In contrast to his initial comments about the “racist” wall in his first term, Allred repeatedly criticized Cruz on Tuesday for not being tough enough on immigration, particularly for voting against a restrictive Senate border agreement in February.

“Senator. Cruz treats our border communities as if he were going on some kind of safari. He comes down, puts on his outdoor clothes and tries to look tough.” And then, Allred said, “Cruz goes back to Washington and doesn't do anything to help.”

In another throwback to the Bush era, Allred also promised to fix “our broken legal immigration system.”

Trump is an asset, Harris is a liability

Cruz emphasized his ties to Trump throughout the debate, while Allred kept his own party's leading candidates at arm's length and declined to attack the former president, who Democrats have used as a bogeyman elsewhere.

This largely reflects Allred's narrow path to victory in what remains a very red state: While the presidential race has tightened in Texas, Vice President Harris is 5.5 points behind Trump in the Lone Star State, according to the DDHQ average.

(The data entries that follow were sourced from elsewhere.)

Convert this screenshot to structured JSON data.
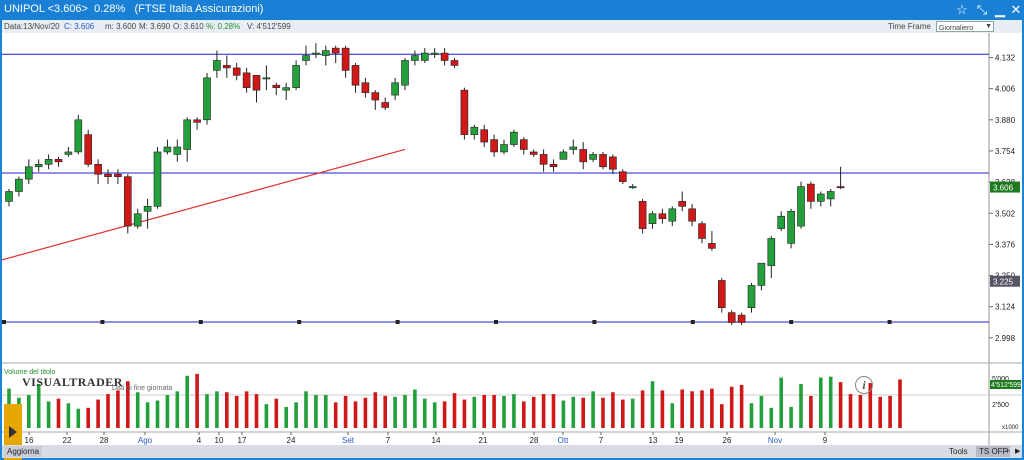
{
  "window": {
    "title": "UNIPOL <3.606>  0.28%   (FTSE Italia Assicurazioni)"
  },
  "infobar": {
    "date": "Data:13/Nov/20",
    "close": "C: 3.606",
    "min": "m: 3.600",
    "max": "M: 3.690",
    "open": "O: 3.610",
    "pct": "%: 0.28%",
    "volume": "V: 4'512'599",
    "timeframe_label": "Time Frame",
    "timeframe_value": "Giornaliero"
  },
  "branding": {
    "logo": "VISUALTRADER",
    "subtitle": "Dati di fine giornata"
  },
  "bottombar": {
    "refresh": "Aggiorna",
    "tools": "Tools",
    "ts": "TS OFF"
  },
  "colors": {
    "up": "#23a03c",
    "down": "#d01818",
    "hline": "#2020d0",
    "trend": "#e03030",
    "last": "#1e7a1e"
  },
  "chart_data": {
    "type": "candlestick",
    "title": "",
    "price_axis": {
      "ticks": [
        2.998,
        3.124,
        3.25,
        3.376,
        3.502,
        3.628,
        3.754,
        3.88,
        4.006,
        4.132
      ],
      "range": [
        2.965,
        4.215
      ]
    },
    "last_price_label": "3.606",
    "level_label": "3.225",
    "volume_label": "Volume del titolo",
    "volume_axis": {
      "ticks": [
        "5'000",
        "2'500"
      ],
      "current": "4'512'599",
      "multiplier": "x1000"
    },
    "x_tick_labels": [
      "16",
      "22",
      "28",
      "Ago",
      "4",
      "10",
      "17",
      "24",
      "Set",
      "7",
      "14",
      "21",
      "28",
      "Ott",
      "7",
      "13",
      "19",
      "26",
      "Nov",
      "9"
    ],
    "horizontal_lines": [
      4.145,
      3.665,
      3.062
    ],
    "trendline": {
      "from": [
        0,
        3.31
      ],
      "to": [
        40,
        3.76
      ]
    },
    "candles": [
      [
        3.55,
        3.59,
        3.53,
        3.6
      ],
      [
        3.59,
        3.64,
        3.57,
        3.65
      ],
      [
        3.64,
        3.69,
        3.62,
        3.72
      ],
      [
        3.69,
        3.7,
        3.67,
        3.72
      ],
      [
        3.7,
        3.72,
        3.68,
        3.74
      ],
      [
        3.72,
        3.71,
        3.69,
        3.73
      ],
      [
        3.74,
        3.75,
        3.73,
        3.77
      ],
      [
        3.75,
        3.88,
        3.74,
        3.9
      ],
      [
        3.82,
        3.7,
        3.69,
        3.84
      ],
      [
        3.7,
        3.66,
        3.62,
        3.72
      ],
      [
        3.66,
        3.65,
        3.62,
        3.68
      ],
      [
        3.66,
        3.65,
        3.62,
        3.68
      ],
      [
        3.65,
        3.45,
        3.42,
        3.66
      ],
      [
        3.45,
        3.5,
        3.44,
        3.52
      ],
      [
        3.51,
        3.53,
        3.44,
        3.56
      ],
      [
        3.53,
        3.75,
        3.52,
        3.77
      ],
      [
        3.75,
        3.77,
        3.74,
        3.8
      ],
      [
        3.74,
        3.77,
        3.71,
        3.8
      ],
      [
        3.76,
        3.88,
        3.71,
        3.89
      ],
      [
        3.88,
        3.87,
        3.84,
        3.89
      ],
      [
        3.88,
        4.05,
        3.86,
        4.07
      ],
      [
        4.08,
        4.12,
        4.05,
        4.16
      ],
      [
        4.1,
        4.09,
        4.05,
        4.14
      ],
      [
        4.09,
        4.06,
        4.04,
        4.11
      ],
      [
        4.07,
        4.01,
        3.99,
        4.09
      ],
      [
        4.06,
        4.0,
        3.95,
        4.06
      ],
      [
        4.05,
        4.05,
        4.0,
        4.1
      ],
      [
        4.02,
        4.01,
        3.98,
        4.03
      ],
      [
        4.0,
        4.01,
        3.96,
        4.03
      ],
      [
        4.01,
        4.1,
        4.0,
        4.12
      ],
      [
        4.12,
        4.14,
        4.1,
        4.18
      ],
      [
        4.15,
        4.15,
        4.13,
        4.19
      ],
      [
        4.14,
        4.16,
        4.1,
        4.18
      ],
      [
        4.17,
        4.15,
        4.11,
        4.18
      ],
      [
        4.17,
        4.08,
        4.05,
        4.18
      ],
      [
        4.1,
        4.02,
        3.99,
        4.11
      ],
      [
        4.03,
        3.99,
        3.97,
        4.05
      ],
      [
        3.99,
        3.96,
        3.92,
        4.0
      ],
      [
        3.95,
        3.93,
        3.92,
        3.97
      ],
      [
        3.98,
        4.03,
        3.96,
        4.05
      ],
      [
        4.02,
        4.12,
        4.0,
        4.13
      ],
      [
        4.12,
        4.14,
        4.1,
        4.16
      ],
      [
        4.12,
        4.15,
        4.11,
        4.17
      ],
      [
        4.15,
        4.15,
        4.13,
        4.17
      ],
      [
        4.15,
        4.12,
        4.1,
        4.17
      ],
      [
        4.12,
        4.1,
        4.09,
        4.13
      ],
      [
        4.0,
        3.82,
        3.8,
        4.01
      ],
      [
        3.82,
        3.85,
        3.8,
        3.86
      ],
      [
        3.84,
        3.79,
        3.77,
        3.86
      ],
      [
        3.8,
        3.75,
        3.73,
        3.82
      ],
      [
        3.75,
        3.78,
        3.74,
        3.8
      ],
      [
        3.78,
        3.83,
        3.77,
        3.84
      ],
      [
        3.8,
        3.76,
        3.74,
        3.81
      ],
      [
        3.75,
        3.74,
        3.73,
        3.76
      ],
      [
        3.74,
        3.7,
        3.67,
        3.76
      ],
      [
        3.7,
        3.69,
        3.67,
        3.72
      ],
      [
        3.72,
        3.75,
        3.72,
        3.76
      ],
      [
        3.76,
        3.77,
        3.74,
        3.8
      ],
      [
        3.76,
        3.71,
        3.68,
        3.79
      ],
      [
        3.72,
        3.74,
        3.71,
        3.75
      ],
      [
        3.74,
        3.69,
        3.68,
        3.75
      ],
      [
        3.73,
        3.68,
        3.66,
        3.74
      ],
      [
        3.67,
        3.63,
        3.62,
        3.68
      ],
      [
        3.61,
        3.61,
        3.6,
        3.62
      ],
      [
        3.55,
        3.44,
        3.42,
        3.56
      ],
      [
        3.46,
        3.5,
        3.44,
        3.51
      ],
      [
        3.5,
        3.48,
        3.46,
        3.52
      ],
      [
        3.47,
        3.52,
        3.45,
        3.53
      ],
      [
        3.55,
        3.53,
        3.51,
        3.59
      ],
      [
        3.52,
        3.47,
        3.45,
        3.54
      ],
      [
        3.46,
        3.4,
        3.38,
        3.47
      ],
      [
        3.38,
        3.36,
        3.35,
        3.43
      ],
      [
        3.23,
        3.12,
        3.1,
        3.24
      ],
      [
        3.1,
        3.06,
        3.05,
        3.11
      ],
      [
        3.09,
        3.06,
        3.05,
        3.1
      ],
      [
        3.12,
        3.21,
        3.1,
        3.22
      ],
      [
        3.21,
        3.3,
        3.19,
        3.3
      ],
      [
        3.29,
        3.4,
        3.24,
        3.41
      ],
      [
        3.44,
        3.49,
        3.43,
        3.51
      ],
      [
        3.38,
        3.51,
        3.36,
        3.52
      ],
      [
        3.45,
        3.61,
        3.44,
        3.63
      ],
      [
        3.62,
        3.55,
        3.52,
        3.63
      ],
      [
        3.55,
        3.58,
        3.53,
        3.59
      ],
      [
        3.56,
        3.59,
        3.53,
        3.6
      ],
      [
        3.61,
        3.606,
        3.6,
        3.69
      ]
    ],
    "volumes": [
      4300,
      3300,
      3600,
      4800,
      2900,
      3200,
      2700,
      2100,
      2200,
      3100,
      3700,
      4100,
      5100,
      3900,
      2800,
      3000,
      3600,
      4000,
      5700,
      5900,
      3700,
      4000,
      3900,
      3500,
      4000,
      3700,
      2600,
      3200,
      2300,
      2800,
      4000,
      3600,
      3600,
      2800,
      3500,
      2900,
      3300,
      3900,
      3500,
      3400,
      3600,
      4200,
      3200,
      2800,
      2900,
      3800,
      3100,
      3400,
      3600,
      3600,
      3500,
      3700,
      2900,
      3400,
      3700,
      3700,
      3000,
      3400,
      3300,
      4000,
      3300,
      3900,
      3100,
      3200,
      4100,
      5100,
      4100,
      2700,
      4200,
      4000,
      4100,
      4300,
      2600,
      4500,
      4700,
      2700,
      3500,
      2200,
      5500,
      2300,
      4800,
      3500,
      5500,
      5600,
      5000,
      3700,
      3600,
      4900,
      3400,
      3500,
      5300
    ]
  }
}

That's double the current margin between Allred and Cruz, meaning that in order to win, Allred will have to convince hundreds of thousands of Trump voters to dump Cruz. While he supports Harris and even hyped her in a speech at the Democratic National Convention this summer, he is careful to keep Harris at arm's length as Cruz highlights the comparisons.

Cruz, on the other hand, has much less of a need to be conciliatory toward Harris supporters. “Understand this,” he said. “Kamala Harris is Colin Allred. Their records are the same.” Both, he said, “pursued the same radical agenda.”

“When Donald Trump was president, I worked hand-in-hand with President Trump to secure the border, and we achieved incredible success,” Cruz once said. On another topic, he shed light on his advice to Trump regarding Israel, an issue that may have inflamed the senator more than any other topic raised during the debate.

“When President Trump was president, I asked him to move our embassy to Jerusalem. He did and…. When President Trump was president, I called on him to withdraw from the disastrous Iran nuclear deal. He did,” Cruz said.

Trump stressed his “complete and unqualified support” for Cruz before the debate on Tuesday.